Бруно вновь стал летать. Вскоре он уже водил стаю. Штурмфогель же, когда вроде бы восстановился и физически, и психологически, взлететь не сумел. Он легко и непринужденно прыгал вверх и вниз, но медный диск больше не становился для него туннелем…
Осенью его исключили из школы. Неделю он провел дома, с родителями, потом устроился почтальоном. В ноябре сам себе принес конверт с красивым бланком, где посредством не очень ровного ремингтонного текста его приглашали на собеседование в Берлин, на Вейлхенштрассе, семь. Письмо было подписано неким Рудольфом фон Зеботтендорфом…
Громко позвонили, а потом стали стучать кулаками: «Откройте! Тут управдом!

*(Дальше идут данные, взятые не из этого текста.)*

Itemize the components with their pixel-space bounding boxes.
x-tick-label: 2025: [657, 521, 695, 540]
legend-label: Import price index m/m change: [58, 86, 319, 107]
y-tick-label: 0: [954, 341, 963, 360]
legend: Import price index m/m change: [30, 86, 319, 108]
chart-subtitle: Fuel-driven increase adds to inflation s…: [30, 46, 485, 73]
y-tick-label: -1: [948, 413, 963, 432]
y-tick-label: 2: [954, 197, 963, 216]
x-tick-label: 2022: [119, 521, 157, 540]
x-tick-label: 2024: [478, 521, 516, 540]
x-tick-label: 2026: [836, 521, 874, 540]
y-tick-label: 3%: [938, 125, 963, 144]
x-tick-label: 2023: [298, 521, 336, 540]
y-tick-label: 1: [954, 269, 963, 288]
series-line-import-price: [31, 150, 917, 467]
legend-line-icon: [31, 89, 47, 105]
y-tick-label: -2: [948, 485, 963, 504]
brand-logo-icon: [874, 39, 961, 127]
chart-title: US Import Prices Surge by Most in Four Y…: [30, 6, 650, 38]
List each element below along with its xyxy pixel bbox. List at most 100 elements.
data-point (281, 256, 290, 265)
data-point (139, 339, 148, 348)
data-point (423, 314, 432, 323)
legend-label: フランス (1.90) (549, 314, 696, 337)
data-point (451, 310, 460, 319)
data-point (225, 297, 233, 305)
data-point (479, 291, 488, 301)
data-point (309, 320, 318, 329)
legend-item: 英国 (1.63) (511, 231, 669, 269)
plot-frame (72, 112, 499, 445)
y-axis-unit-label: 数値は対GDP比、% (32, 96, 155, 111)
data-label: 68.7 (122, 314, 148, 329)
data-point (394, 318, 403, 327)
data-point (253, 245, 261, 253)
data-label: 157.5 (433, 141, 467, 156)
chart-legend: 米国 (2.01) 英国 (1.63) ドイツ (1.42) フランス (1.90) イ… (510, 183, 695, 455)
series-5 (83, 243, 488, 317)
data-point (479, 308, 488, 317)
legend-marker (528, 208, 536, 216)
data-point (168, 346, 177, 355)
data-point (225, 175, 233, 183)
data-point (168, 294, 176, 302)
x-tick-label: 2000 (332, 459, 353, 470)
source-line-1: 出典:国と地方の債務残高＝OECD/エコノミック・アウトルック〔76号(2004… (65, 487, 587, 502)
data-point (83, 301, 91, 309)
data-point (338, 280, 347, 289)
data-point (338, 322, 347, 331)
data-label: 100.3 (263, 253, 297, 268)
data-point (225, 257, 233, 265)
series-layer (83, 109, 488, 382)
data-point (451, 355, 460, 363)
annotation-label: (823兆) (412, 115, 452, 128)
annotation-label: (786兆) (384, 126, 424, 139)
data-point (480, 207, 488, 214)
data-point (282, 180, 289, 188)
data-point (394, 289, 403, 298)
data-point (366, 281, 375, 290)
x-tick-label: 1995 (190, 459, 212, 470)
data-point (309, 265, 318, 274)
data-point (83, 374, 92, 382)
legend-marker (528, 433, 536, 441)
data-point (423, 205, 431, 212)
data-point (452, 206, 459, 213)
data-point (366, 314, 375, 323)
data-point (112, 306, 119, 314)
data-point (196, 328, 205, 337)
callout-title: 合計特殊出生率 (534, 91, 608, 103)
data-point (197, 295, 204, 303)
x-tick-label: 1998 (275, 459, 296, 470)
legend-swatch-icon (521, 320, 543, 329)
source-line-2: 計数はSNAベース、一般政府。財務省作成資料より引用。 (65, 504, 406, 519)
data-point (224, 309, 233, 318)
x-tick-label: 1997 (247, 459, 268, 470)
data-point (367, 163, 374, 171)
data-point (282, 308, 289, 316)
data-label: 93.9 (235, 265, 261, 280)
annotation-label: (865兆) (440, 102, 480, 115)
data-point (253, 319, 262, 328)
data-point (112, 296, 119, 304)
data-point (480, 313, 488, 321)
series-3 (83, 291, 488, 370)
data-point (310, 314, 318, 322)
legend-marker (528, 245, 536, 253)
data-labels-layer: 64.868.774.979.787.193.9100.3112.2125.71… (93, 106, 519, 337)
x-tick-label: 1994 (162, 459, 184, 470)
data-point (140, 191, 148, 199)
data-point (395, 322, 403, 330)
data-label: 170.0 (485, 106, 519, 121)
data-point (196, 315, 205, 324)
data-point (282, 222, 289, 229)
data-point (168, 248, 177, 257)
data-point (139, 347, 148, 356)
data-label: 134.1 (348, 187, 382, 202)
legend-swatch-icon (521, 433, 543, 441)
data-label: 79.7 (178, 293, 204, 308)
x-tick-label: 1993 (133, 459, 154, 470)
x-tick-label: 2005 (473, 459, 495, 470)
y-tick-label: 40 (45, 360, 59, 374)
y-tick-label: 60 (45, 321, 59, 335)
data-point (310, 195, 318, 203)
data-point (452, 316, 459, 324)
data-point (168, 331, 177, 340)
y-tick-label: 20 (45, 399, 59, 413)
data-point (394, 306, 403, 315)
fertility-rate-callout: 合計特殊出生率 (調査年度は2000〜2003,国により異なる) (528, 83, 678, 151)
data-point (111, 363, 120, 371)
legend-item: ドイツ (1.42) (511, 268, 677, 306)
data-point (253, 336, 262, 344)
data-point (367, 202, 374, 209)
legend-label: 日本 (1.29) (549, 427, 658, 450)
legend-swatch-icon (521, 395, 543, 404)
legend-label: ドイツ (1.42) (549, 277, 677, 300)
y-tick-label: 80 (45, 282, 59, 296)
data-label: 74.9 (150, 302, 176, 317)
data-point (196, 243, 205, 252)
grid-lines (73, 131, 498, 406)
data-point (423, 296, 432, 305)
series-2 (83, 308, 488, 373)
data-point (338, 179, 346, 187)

От вас течет вниз!»
Жилец лениво заглянул в ванную комнату. Да, вода действительно перелилась через край ванны и стояла толстым дымящимся подрагивающим слоем на полу. Два красных колена высовывались из кипятка – и плавала, гоняемая подводными течениями, полузатопленная бутылка из-под коньяка. Отлично, подумал жилец. Через десять минут они расхрабрятся и взломают дверь.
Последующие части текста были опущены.